Thursday, June 13, 2024
Everest 2024News

It’s a Wrap – Everest 2024 Season is over


The 2024 spring climbing season on Mount Everest has ended, with all expedition agencies concluding their ascents of the world’s highest peak. The Sagarmatha Pollution Control Committee has begun the process of closing the Khumbu Icefall route, the sole access point for Everest, Lhotse, and Nuptse.

According to the Department of Tourism, the last expedition teams from Elite Exped, 8K Expeditions, and Pioneer Adventure have returned to base camp after completing their climbs. The icefall doctors have started removing ladders from the icefall today.

This season, approximately 600 climbers, including guides, reached the summit, though the exact number will be confirmed after verification. The department issued 421 climbing permits to paying clients for Everest this season. In 2023, 656 ascents were recorded when Nepal issued a record 478 climbing permits.

Several new records were established this season. Veteran guide Kami Rita Sherpa achieved a milestone by completing a double summit of Everest, bringing his total summits to 30, extending his lead over Pasang Dawa Sherpa, who has 27 summits.

British climber Kenton Cool reached the summit of Everest for the 18th time, the highest number of ascents by any non-Sherpa climber.

Nepali climber Phunjo Jhangmu Lama reclaimed the record for the fastest ascent of Everest, reaching the summit in 14 hours and 31 minutes, surpassing the previous record held by Ada Tsang Yin-hung of Hong Kong.

Purnima Shrestha made history by becoming the first woman to climb Mount Everest three times in a single climbing season. Shrestha, a photojournalist, has now climbed eight of the 14 eight-thousanders.

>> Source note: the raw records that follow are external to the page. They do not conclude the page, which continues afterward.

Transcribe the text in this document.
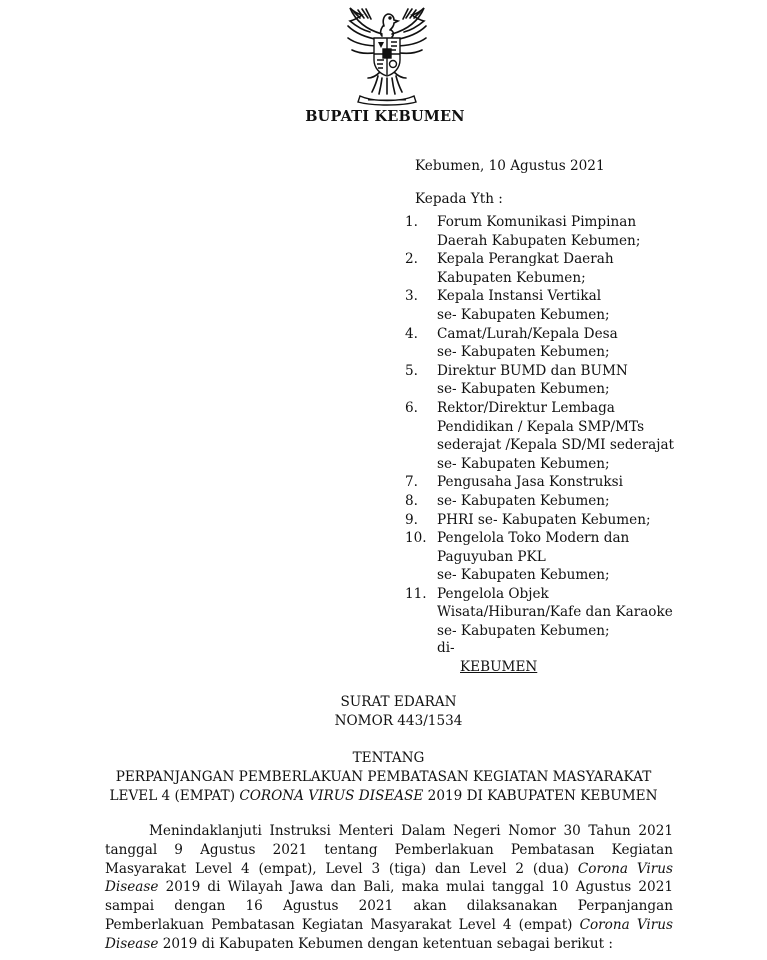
BUPATI KEBUMEN
Kebumen, 10 Agustus 2021
Kepada Yth :
1.	Forum Komunikasi Pimpinan
Daerah Kabupaten Kebumen;
2.	Kepala Perangkat Daerah
Kabupaten Kebumen;
3.	Kepala Instansi Vertikal
se- Kabupaten Kebumen;
4.	Camat/Lurah/Kepala Desa
se- Kabupaten Kebumen;
5.	Direktur BUMD dan BUMN
se- Kabupaten Kebumen;
6.	Rektor/Direktur Lembaga
Pendidikan / Kepala SMP/MTs
sederajat /Kepala SD/MI sederajat
se- Kabupaten Kebumen;
7.	Pengusaha Jasa Konstruksi
8.	se- Kabupaten Kebumen;
9.	PHRI se- Kabupaten Kebumen;
10. Pengelola Toko Modern dan
Paguyuban PKL
se- Kabupaten Kebumen;
11. Pengelola Objek
Wisata/Hiburan/Kafe dan Karaoke
se- Kabupaten Kebumen;
di-
KEBUMEN
SURAT EDARAN
NOMOR 443/1534
TENTANG
PERPANJANGAN PEMBERLAKUAN PEMBATASAN KEGIATAN MASYARAKAT
LEVEL 4 (EMPAT) CORONA VIRUS DISEASE 2019 DI KABUPATEN KEBUMEN
Menindaklanjuti Instruksi Menteri Dalam Negeri Nomor 30 Tahun 2021
tanggal 9 Agustus 2021 tentang Pemberlakuan Pembatasan Kegiatan
Masyarakat Level 4 (empat), Level 3 (tiga) dan Level 2 (dua) Corona Virus
Disease 2019 di Wilayah Jawa dan Bali, maka mulai tanggal 10 Agustus 2021
sampai dengan 16 Agustus 2021 akan dilaksanakan Perpanjangan
Pemberlakuan Pembatasan Kegiatan Masyarakat Level 4 (empat) Corona Virus
Disease 2019 di Kabupaten Kebumen dengan ketentuan sebagai berikut :
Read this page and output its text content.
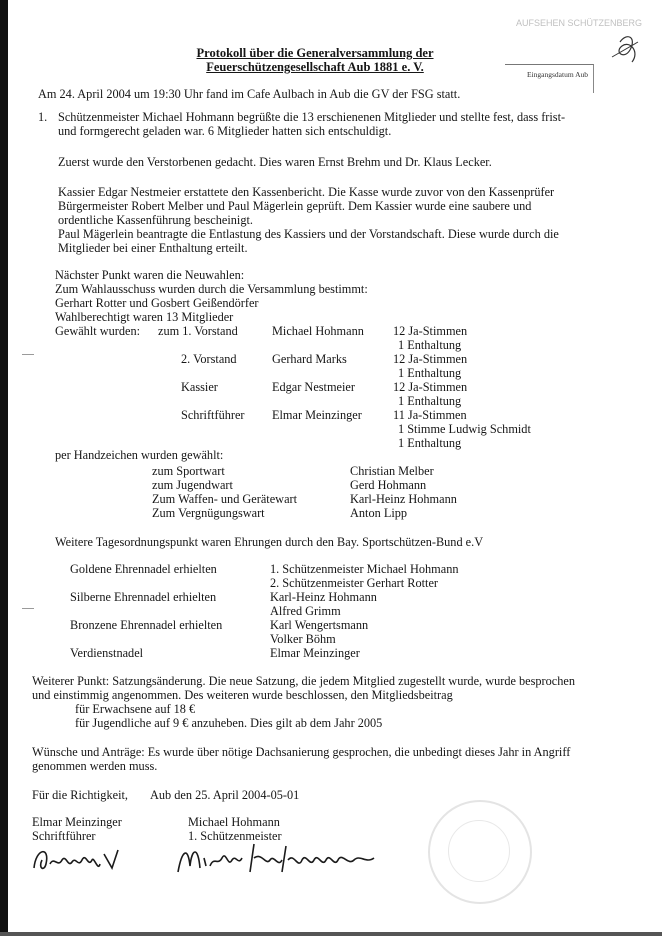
AUFSEHEN SCHÜTZENBERG
Eingangsdatum Aub
Protokoll über die Generalversammlung der
Feuerschützengesellschaft Aub 1881 e. V.
Am 24. April 2004 um 19:30 Uhr fand im Cafe Aulbach in Aub die GV der FSG statt.
1. Schützenmeister Michael Hohmann begrüßte die 13 erschienenen Mitglieder und stellte fest, dass frist-
und formgerecht geladen war. 6 Mitglieder hatten sich entschuldigt.
Zuerst wurde den Verstorbenen gedacht. Dies waren Ernst Brehm und Dr. Klaus Lecker.
Kassier Edgar Nestmeier erstattete den Kassenbericht. Die Kasse wurde zuvor von den Kassenprüfer
Bürgermeister Robert Melber und Paul Mägerlein geprüft. Dem Kassier wurde eine saubere und
ordentliche Kassenführung bescheinigt.
Paul Mägerlein beantragte die Entlastung des Kassiers und der Vorstandschaft. Diese wurde durch die
Mitglieder bei einer Enthaltung erteilt.
Nächster Punkt waren die Neuwahlen:
Zum Wahlausschuss wurden durch die Versammlung bestimmt:
Gerhart Rotter und Gosbert Geißendörfer
Wahlberechtigt waren 13 Mitglieder
Gewählt wurden: zum 1. Vorstand	Michael Hohmann 12 Ja-Stimmen
1 Enthaltung
2. Vorstand	Gerhard Marks	12 Ja-Stimmen
1 Enthaltung
Kassier	Edgar Nestmeier	12 Ja-Stimmen
1 Enthaltung
Schriftführer Elmar Meinzinger	11 Ja-Stimmen
1 Stimme Ludwig Schmidt
1 Enthaltung
per Handzeichen wurden gewählt:
zum Sportwart	Christian Melber
zum Jugendwart	Gerd Hohmann
Zum Waffen- und Gerätewart	Karl-Heinz Hohmann
Zum Vergnügungswart	Anton Lipp
Weitere Tagesordnungspunkt waren Ehrungen durch den Bay. Sportschützen-Bund e.V
Goldene Ehrennadel erhielten	1. Schützenmeister Michael Hohmann
2. Schützenmeister Gerhart Rotter
Silberne Ehrennadel erhielten	Karl-Heinz Hohmann
Alfred Grimm
Bronzene Ehrennadel erhielten	Karl Wengertsmann
Volker Böhm
Verdienstnadel	Elmar Meinzinger
Weiterer Punkt: Satzungsänderung. Die neue Satzung, die jedem Mitglied zugestellt wurde, wurde besprochen
und einstimmig angenommen. Des weiteren wurde beschlossen, den Mitgliedsbeitrag
für Erwachsene auf 18 €
für Jugendliche auf 9 € anzuheben. Dies gilt ab dem Jahr 2005
Wünsche und Anträge: Es wurde über nötige Dachsanierung gesprochen, die unbedingt dieses Jahr in Angriff
genommen werden muss.
Für die Richtigkeit, Aub den 25. April 2004-05-01
Elmar Meinzinger
Schriftführer
Michael Hohmann
1. Schützenmeister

Polish climber Piotr Jerzy Krzyzowski set a record by becoming the first and fastest person to summit both Lhotse and Everest without supplemental oxygen, completing the feat in 1 day, 23 hours, and 22 minutes.

Dawa Finjok Sherpa, a guide with Seven Summit Treks, summited Everest for the third time this season in just 8 days, 13 hours, and 35 minutes and is reportedly making a fourth attempt.

Despite these achievements, the season also saw its share of tragedies. The Department of Tourism confirmed the deaths of at least six climbers on the Everest route, with three others still missing.

The deceased include Nepali climber Binod Babu Bastakoti, 37; Mongolian climbers Usukhjargal Tsedendamba, 53, and Purevsuren Lkhagvajav, 31; Kenyan climber Joshua Cheruiyot Kirui, 40; Indian climber Banshi Lal, 46; and Romanian climber Gabriel Viorel Tabara, 48, who was attempting to climb Lhotse.

The missing climbers include British climber Daniel Paul Paterson, 40; his Sherpa guide Pas Tenji Sherpa, 23; and Nawang Sherpa, a 44-year-old guide. The search for Paterson and his guide has been halted, and they are now presumed dead, joining the dozens of others whose bodies have never been recovered on Everest.